Josh Green's Student Assembly is always earnestly promising to reform -- along with everything else at Dartmouth -- the faculty advisor program. Good luck to them. Real headway will be even harder to come by on this issue than on the dozens of other "continuing projects" which precede this one on the cute SA agenda cards we all tossed in the Hop blue bins at the end of last term.
I certainly don't blame Mr. Green for trying, and I even believe he really cares. But nobody else does. Why not? Because a change in the advisor program would come too late to affect the students who bring it about. Quite unlike the agitation over social spaces and racial insensitivity (think Ghettogate), lobbying for faculty advisor reform would be strictly for the sake of future generations. It would therefore require a degree of altruism that I cannot expect the student body to demonstrate.
It is a shame, really. As a freshman (epochs ago, admittedly), I spent a cumulative total of 45 minutes with my advisor, spread over three hurried meetings. He asked me what classes I wanted to take; I told him under pressure, intimidated into making myself sound surer than I was; and he nodded "Good, Good" and signed off. "Next!" It was as though he were proud of me for being such an easy advisee.
The whole year, my advisor made only one suggestion to me: to take CS 5. "I recommend it to all my students," he said nonchalantly. Of course, even though I was so flattered by the individual attention, I rejected the advice out of hand. On the whole, he was dutifully nice but genuinely unconcerned. And from what I can gather, most students feel the same way about their advisors.
New students need to learn not what classes to take, but how to decide for themselves what to take. Ideally, sure, the interests of advisors and their freshmen would align perfectly. But naturally this cannot happen, or at least it cannot happen very often. Nor can we hope to improve the pairings by expecting the prefreshmen to be more specific about curriculum plans, for this approach will backfire, destining students to follow up on decisions made prematurely.
Instead, advisors simply need to manifest a greater commitment to seeing their students reach their potential. Meetings should be at least twice a term -- once to prepare the student to make upcoming course decisions, and a followup to make sure those choices were made for the right reasons. Also, they should make these "right reasons" explicit so that students can continue to apply them long after they have bid the final sigh of good riddance to their freshman advisors. Perhaps a pamphlet of general guidelines (brought to you by your Student Assembly! =-)) would accomplish the same purpose even more effectively.
For now, though, as wisdom always comes with age (just look at the administration), I have a few gems of my own I don't mind sharing for the common good:
Shop 'til you drop. Literally. Make your first week of each term a marathon. In the first two days alone, you should attend at least six classes. There is simply no reason not to. If you have classes at 10 and 12, find a friend who has a mildly promising 11 lined up, or else find one yourself. You may just stumble upon a winner (I've lost track of just how many times I have), and even if you don't, what have you lost? You undoubtedly learned something in the lecture, if only that you never want to take a linguistics course, or anything taught by Professor Shpritzenladenhauer. At the very worst, you've got yourself a great horror story to use on dates and in frat basements.

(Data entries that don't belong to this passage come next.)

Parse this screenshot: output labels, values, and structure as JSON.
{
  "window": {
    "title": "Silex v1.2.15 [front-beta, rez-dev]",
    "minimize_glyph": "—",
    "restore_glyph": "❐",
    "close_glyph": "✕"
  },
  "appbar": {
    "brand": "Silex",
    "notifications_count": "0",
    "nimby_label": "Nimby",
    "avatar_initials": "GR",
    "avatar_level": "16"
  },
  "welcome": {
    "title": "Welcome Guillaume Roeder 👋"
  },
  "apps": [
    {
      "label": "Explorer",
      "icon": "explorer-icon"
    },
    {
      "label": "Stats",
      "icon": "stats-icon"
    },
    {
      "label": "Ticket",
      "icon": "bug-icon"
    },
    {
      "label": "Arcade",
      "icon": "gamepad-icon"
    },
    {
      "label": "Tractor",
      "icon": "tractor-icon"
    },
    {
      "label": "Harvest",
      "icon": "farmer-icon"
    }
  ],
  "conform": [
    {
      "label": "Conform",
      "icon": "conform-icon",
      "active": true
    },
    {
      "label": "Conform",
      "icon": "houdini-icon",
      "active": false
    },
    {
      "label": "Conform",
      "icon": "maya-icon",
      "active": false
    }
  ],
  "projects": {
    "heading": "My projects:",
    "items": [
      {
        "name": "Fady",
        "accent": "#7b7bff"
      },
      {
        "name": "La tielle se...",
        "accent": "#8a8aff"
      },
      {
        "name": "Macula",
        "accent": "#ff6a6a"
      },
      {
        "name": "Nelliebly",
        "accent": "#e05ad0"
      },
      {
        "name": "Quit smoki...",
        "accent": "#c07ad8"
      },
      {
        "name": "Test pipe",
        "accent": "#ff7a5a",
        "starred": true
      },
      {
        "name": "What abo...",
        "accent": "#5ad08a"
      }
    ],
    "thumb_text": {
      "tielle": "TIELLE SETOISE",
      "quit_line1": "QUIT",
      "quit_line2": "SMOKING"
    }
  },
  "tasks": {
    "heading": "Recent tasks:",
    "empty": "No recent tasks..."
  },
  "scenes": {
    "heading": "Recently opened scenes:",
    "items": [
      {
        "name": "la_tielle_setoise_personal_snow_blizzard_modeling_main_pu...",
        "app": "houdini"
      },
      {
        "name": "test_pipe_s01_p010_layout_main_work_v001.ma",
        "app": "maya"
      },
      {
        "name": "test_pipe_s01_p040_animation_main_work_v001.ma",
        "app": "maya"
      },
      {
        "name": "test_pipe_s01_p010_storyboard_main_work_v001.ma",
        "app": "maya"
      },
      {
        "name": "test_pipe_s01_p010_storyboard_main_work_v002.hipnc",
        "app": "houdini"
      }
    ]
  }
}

Plan ahead. It sounds obvious, but there is nothing worse than having no room in your schedule for a course you really want to take -- especially when you could have taken it last spring instead of that lame "Economy of Lower Uruguay" class. You should spend hours each term with the ORC and Prospectus -- not just the obligatory 30 minutes to find three courses you're sufficiently psyched on.
This goes too for those notorious emblems of anxiety -- the Distribs. Contrary to near-universal belief, getting them out of the way as soon as possible is not necessarily the best strategy. In fact, feverishly snipe-hunting for requirements you can fulfill in the very next term is a sure-fire ticket to some genuine losers of courses. Instead, hop on the searchable "ORC Online" (www.dartmouth.edu/~reg) and generate a list of all the, say, Non-Westerns for all the terms you'll be on campus. Set your sights on a favorite -- based on both description and professor research -- and plan on it, even if it means waiting a year or two. Leave just enough flexibility for unexpected changes and cancellations.
Take it seriously. Putting a little energy into your course selections is one of the easiest ways to assert leverage over that slippery seesaw of contentment at Dartmouth. I only wish the faculty advisors shared this sentiment.